Beth Evans reported that she had great success using MySpace with students at Brooklyn College. The library has 4,000 friends on my MySpace, and they’ve been able to successfully market services and events through the online service. The library encourages everyone to “friend” them on Facebook, which I believe to be a double-edged sword. Beth noted that the reason that students say they don’t expect to see libraries in social networking spaces in OCLC report Sharing, Privacy and Trust in Our Networked World, she believes that it might be because “it may not occur to them that we have something to offer,” which I think might be an interesting discussion to have, especially with public librarians.

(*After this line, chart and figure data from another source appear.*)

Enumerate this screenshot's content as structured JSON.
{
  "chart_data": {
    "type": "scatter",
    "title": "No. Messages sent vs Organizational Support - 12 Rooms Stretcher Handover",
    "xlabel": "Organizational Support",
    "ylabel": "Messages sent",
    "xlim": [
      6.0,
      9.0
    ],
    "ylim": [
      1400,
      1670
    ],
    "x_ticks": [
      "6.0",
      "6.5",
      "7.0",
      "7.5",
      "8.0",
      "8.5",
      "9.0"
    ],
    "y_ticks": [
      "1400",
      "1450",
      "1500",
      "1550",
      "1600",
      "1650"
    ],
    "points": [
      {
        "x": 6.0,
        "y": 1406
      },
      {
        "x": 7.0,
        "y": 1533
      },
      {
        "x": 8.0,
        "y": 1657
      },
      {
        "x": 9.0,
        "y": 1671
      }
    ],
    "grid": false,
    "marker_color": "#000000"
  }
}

David Lankes tied all of the presentations together while offering food for thought at the same time. His presentation about his work on participatory reference at Syracuse was truly scintillating stuff, and is definitely worth a listen. His statement, to paraphrase a little, that knowledge is created through conversation, and libraries, being in the knowledge business, are in the conversation business, seems very natural and innovative at the same time. Reference transactions should be conversations with the patron as well as any other human or digital resources at your disposal, instead of isolated Q & A sessions, which seems a bit obvious to me (doesn’t everyone bring all of their people and resources into the process?), but it may be that not everyone does reference this way. What’s truly innovative is the Scapes vaporware (conceptual software that only exists as concept) application that he’s developing to track this very collaborative reference process. That, and while ownership of space online is OK, we’ve been “too busy chasing Amazon and Google that we’re not really figuring out whether or not we’re in the same space” competitively. As librarians, you shouldn’t “define your mission by cool features, do it by core principles,” thinking carefully about how and why people use these online spaces. We need to stop chasing all of the innovators and making second-hand copies of everything, and really create something innovative to meet our patrons needs.
So yes, social software (an umbrella for social networking + social media) can create a collaborative environment in which reference questions can be answered. However, librarians need to take care in applying these applications, and, even better, should begin to really spearhead new ways and technologies in the area.